In fact, far from being controlling and obsessive about what her kids put into their bodies, she’s gracious enough to let them scarf Cheetos and one (1) Coke a week! SO LAY OFF ALREADY. JEEZ.
Of her children’s nutrition, Paltrow says:
I tried to start them off with all of the right foods but as they got older, the lure of Oreos and cotton candy outweighed the lure of carrots with hummus. And that’s all a part of childhood and I love Oreos too, so I completely understand. I try to make sure that what is on their plate at home is nutritious and tasty and then I loosen way up on the reigns when we are out. They love a brown rice stir-fry but they also love their ‘Coke of the week’. My daughter gravitates toward fresh fruit and raw nuts but will inhale a bag of hot Cheetos at the airport. It’s all about balance.

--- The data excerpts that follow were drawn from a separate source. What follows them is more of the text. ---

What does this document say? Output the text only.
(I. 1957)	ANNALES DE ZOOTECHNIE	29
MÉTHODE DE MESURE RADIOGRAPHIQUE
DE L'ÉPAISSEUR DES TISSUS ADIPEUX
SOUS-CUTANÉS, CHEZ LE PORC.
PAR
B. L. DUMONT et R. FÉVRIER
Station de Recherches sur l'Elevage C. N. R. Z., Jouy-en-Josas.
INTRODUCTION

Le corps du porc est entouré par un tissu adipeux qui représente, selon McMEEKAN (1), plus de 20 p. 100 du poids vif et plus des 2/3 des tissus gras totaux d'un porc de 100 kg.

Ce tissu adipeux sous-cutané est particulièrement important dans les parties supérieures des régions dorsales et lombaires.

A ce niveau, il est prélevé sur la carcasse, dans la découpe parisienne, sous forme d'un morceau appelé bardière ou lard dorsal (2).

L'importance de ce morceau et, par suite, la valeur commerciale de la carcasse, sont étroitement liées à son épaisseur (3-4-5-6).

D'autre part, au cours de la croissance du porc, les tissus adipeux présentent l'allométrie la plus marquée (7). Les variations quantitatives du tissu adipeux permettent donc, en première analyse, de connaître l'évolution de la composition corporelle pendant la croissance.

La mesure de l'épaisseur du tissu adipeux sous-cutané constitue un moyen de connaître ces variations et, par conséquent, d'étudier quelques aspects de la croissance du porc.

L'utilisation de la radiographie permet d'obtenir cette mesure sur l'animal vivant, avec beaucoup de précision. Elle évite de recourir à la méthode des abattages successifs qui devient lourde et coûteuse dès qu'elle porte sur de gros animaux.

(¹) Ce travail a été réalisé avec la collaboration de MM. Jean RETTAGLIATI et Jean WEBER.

Which actually sounds… sane? I mean, isn’t this what we all try to do to some extent or other as parents – steer our kids away from junk and toward healthy food choices? I have a difficult time taking issue with that. And while allowing only one Coke a week and just an occasional snack bag of Cheetos (or whatever) seems leaning a wee bit more toward draconian than balanced (particularly when viewed from the perspective the average middle class American’s diet), trying to get your kids to eat better isn’t being “mean.” It’s looking out for their health and long-term well-being. Which is kind of the job description of Parent, right?

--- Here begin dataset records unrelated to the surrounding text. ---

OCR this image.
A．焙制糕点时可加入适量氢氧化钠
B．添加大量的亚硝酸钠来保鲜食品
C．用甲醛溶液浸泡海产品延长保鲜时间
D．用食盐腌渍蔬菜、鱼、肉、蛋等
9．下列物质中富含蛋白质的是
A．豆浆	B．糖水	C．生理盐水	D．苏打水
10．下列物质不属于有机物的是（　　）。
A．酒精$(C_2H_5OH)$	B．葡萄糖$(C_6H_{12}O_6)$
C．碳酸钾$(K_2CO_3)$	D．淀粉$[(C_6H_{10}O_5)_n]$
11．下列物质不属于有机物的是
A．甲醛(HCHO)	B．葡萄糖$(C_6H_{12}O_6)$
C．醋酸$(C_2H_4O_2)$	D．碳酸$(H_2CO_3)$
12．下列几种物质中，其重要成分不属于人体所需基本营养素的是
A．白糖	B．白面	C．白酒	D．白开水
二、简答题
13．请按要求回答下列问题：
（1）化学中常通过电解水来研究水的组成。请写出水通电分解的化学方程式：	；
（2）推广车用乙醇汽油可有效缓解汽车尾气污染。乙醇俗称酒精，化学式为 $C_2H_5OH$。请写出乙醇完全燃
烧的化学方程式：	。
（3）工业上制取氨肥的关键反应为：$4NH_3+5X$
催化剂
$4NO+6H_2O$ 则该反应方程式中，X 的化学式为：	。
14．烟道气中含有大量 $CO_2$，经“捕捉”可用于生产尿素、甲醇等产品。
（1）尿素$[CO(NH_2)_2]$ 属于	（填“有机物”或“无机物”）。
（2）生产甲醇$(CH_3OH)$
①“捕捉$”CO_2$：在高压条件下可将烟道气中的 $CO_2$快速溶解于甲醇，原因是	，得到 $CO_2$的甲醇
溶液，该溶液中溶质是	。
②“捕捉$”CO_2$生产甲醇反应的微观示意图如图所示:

And though I’m sure plenty of people will continue to take issue with Paltrow’s overall concept of nutrition, excluding as it does meat, dairy, gluten and sugar — ie, the most beloved staples of the American diet — I for one am over the generalized, knee-jerk Paltrow hating. And for the record, I can’t stand GOOP. (I in fact have a theory that GOOP was the tipping point for her in terms of The Haters. She launched a ridiculously privileged luxury lifestyle e-pub right smack in the middle of the worst economy since the Great Depression, when most of us were struggling to keep jobs and make rent. It came off as very Let Them Eat Cake… while we fly off to St Barts for the weekend WHEE! Bad timing, Gwennie.) But I can’t hate on a mom for wanting to do what they believe is right for the health of their children, however extreme it might seem to me. And overall, it seems stupid to hate someone for simply being who they are and living the life they have, however ridiculously privileged. As Paltrow has said herself in the past, “I am who I am. I can’t pretend to be somebody who makes $25,000 a year.” And maybe that’s okay?
What about you? Are you Team Gwyneth or Team Gwyneth Haters? (CHOOSE AND BE DESTROYED!)